Background: High-throughput screening (HTS) is one of the main strategies to identify novel entry points for the development of small molecule chemical probes and drugs and is now commonly accessible to public sector research. Large amounts of data generated in HTS campaigns are submitted to public repositories such as PubChem, which is growing at an exponential rate. The diversity and quantity of available HTS assays and screening results pose enormous challenges to organizing, standardizing, integrating, and analyzing the datasets and thus to maximize the scientific and ultimately the public health impact of the huge investments made to implement public sector HTS capabilities. Novel approaches to organize, standardize and access HTS data are required to address these challenges.

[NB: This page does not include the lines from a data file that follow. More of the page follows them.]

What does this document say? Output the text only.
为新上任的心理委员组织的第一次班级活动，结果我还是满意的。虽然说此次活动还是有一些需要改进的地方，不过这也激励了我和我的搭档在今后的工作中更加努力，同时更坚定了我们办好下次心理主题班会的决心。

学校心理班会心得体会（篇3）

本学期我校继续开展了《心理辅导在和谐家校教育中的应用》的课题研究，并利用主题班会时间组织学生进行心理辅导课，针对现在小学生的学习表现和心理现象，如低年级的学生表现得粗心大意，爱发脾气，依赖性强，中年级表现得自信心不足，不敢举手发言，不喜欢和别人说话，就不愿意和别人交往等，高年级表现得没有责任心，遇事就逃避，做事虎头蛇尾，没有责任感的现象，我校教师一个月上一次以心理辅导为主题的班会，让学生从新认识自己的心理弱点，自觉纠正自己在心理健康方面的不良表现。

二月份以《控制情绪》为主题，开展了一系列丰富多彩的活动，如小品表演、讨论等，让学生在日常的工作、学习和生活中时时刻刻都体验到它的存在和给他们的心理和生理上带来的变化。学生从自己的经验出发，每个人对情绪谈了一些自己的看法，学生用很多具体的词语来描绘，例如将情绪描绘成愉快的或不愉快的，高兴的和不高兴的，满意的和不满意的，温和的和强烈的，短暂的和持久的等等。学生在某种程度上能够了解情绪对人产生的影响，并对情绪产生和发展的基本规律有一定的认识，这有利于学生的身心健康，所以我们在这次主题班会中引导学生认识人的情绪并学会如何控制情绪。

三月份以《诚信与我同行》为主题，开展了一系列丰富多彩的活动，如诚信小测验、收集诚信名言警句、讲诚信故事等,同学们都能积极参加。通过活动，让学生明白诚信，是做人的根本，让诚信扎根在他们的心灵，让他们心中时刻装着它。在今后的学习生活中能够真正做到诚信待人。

Results: We developed the first ontology to describe HTS experiments and screening results using expressive description logic. The BioAssay Ontology (BAO) serves as a foundation for the standardization of HTS assays and data and as a semantic knowledge model. In this paper we show important examples of formalizing HTS domain knowledge and we point out the advantages of this approach. The ontology is available online at the NCBO bioportal http://bioportal.bioontology.org/ontologies/44531.
Conclusions: After a large manual curation effort, we loaded BAO-mapped data triples into a RDF database store and used a reasoner in several case studies to demonstrate the benefits of formalized domain knowledge representation in BAO. The examples illustrate semantic querying capabilities where BAO enables the retrieval of inferred search results that are relevant to a given query, but are not explicitly defined. BAO thus opens new functionality for annotating, querying, and analyzing HTS datasets and the potential for discovering new knowledge by means of inference.